Q(4, left), Q(4, up), and Q(1, down)\
(4, left), (4, up), and (1, down) occur once in an episode, therefore, we fill the Q-table with their returns.

(4, Right) occurs once in each episode. We calculate its Q-value averaging the returns from both episodes, which gives a Q-value of 10. The distinction between first-visit and every-visit Monte Carlo emerges in handling repeated state-action pairs within episodes. (3, Right) for instance appears twice in the first episode and once in the second.

First-visit Monte Carlo averages only the first occurrence in every episode, leading to a Q-value of 5.

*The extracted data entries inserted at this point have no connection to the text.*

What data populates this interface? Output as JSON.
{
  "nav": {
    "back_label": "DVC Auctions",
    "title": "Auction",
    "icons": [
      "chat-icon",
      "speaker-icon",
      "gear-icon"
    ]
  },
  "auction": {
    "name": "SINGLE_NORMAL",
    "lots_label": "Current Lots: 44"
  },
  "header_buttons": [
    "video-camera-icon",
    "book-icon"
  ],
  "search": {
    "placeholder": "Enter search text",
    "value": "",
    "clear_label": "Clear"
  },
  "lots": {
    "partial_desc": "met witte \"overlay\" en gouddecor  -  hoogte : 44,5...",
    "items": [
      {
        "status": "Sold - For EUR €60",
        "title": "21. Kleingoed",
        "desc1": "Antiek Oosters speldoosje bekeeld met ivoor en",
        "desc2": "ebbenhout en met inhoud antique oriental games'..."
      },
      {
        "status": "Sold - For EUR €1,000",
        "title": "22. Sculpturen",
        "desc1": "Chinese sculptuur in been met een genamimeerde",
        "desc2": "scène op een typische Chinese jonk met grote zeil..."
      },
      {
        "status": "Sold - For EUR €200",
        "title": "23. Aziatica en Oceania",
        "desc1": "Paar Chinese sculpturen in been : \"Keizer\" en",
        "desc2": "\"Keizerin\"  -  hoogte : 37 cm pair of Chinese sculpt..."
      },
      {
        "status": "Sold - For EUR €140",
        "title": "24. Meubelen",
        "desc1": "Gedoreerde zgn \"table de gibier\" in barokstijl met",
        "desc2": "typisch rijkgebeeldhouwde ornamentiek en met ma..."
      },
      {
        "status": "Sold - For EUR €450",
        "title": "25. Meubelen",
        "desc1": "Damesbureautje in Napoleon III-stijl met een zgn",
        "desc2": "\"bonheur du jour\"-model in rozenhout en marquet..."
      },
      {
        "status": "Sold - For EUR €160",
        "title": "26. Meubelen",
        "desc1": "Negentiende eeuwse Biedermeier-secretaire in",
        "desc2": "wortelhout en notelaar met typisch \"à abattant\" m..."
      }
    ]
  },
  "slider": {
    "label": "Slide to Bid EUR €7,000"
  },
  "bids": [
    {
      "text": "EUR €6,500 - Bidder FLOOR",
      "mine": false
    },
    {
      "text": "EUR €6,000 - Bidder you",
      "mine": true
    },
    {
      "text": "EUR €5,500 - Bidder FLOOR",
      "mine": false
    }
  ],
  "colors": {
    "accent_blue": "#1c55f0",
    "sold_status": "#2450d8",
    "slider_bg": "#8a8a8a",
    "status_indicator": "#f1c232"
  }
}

Every-visit Monte Carlo averages the returns of every occurrence, giving a Q-value of 6.

![image](2.png)

```
def generate_episode():
    episode=[]
    state,info=env.reset()
    terminated=False
    while not terminated:
        action=env.action_space.sample()
        next_state,reward,terminated,truncated,info=env.step(action)
        episode.append((state,action,reward))
        state=next_state
    return episode
```

```
def fitst_vist_mc(num_episodes):
    Q=np.zeros((num_states,num_actions))
    returns_sum=np.zeros((num_states,num_actions))
    returns_count=np.zeros((num_states,num_actions))
    for i in range(num_episodes):
        episode=generate_episode()
        visited_states_actions=set()

        for j,(state,action,reward) in enumerate(episode):
            if (state,action) not in visited_states:
                returns_sum[state,action] +=sum([x[2] for x in episodes[j:]])
                returns_count[state,action]+=1
                visted_states_actions.add((state,action))
    
    nonzero_counts =returns_count !=0
    Q[nonzero_counts] =returns_sum[nonzero_counts]/returns_count[nonzero_counts]
    return Q


```

```
def every_vist_mc(nun_episodes):
    Q=np.zeros((num_states,num_actions))
    returns_sum=np.zeros((num_states,num_actions))
    returns_count=np.zeros((num_states,num_actions))
    for i in range(num_episodes):
        episode=generate_episode()
        for j,(state,action,reward) in enumerate(episode):  
            returns_sum[state,action] +=sum([x[2] for x in episodes[j:]])
            returns_count[state,action]+=1
    
    nonzero_counts =returns_count !=0
    Q[nonzero_counts] =returns_sum[nonzero_counts]/returns_count[nonzero_counts]
    return Q
```

```
def get_policy():
    policy={state:np.argmax(Q[state]) for state in range(num_states)}
    return policy

Q=first_vist_mc(1000)
policy_first_vist=get_policy()
print('First_visited poilicy:\n',policy_first_vist)
Q=every_vist_mc(1000)
policy_every_vist=get_policy()
print('Every_visited poilicy:\n',policy_every_vist)

```

For most environments, both methods converge to the same Q-values and optimal policy as the number of episodes increases.
For a small number of episodes or environments with many repeated visits, the Q-values and resulting policies may differ slightly.
Every-visit often uses more data per episode, so it may converge faster in practice.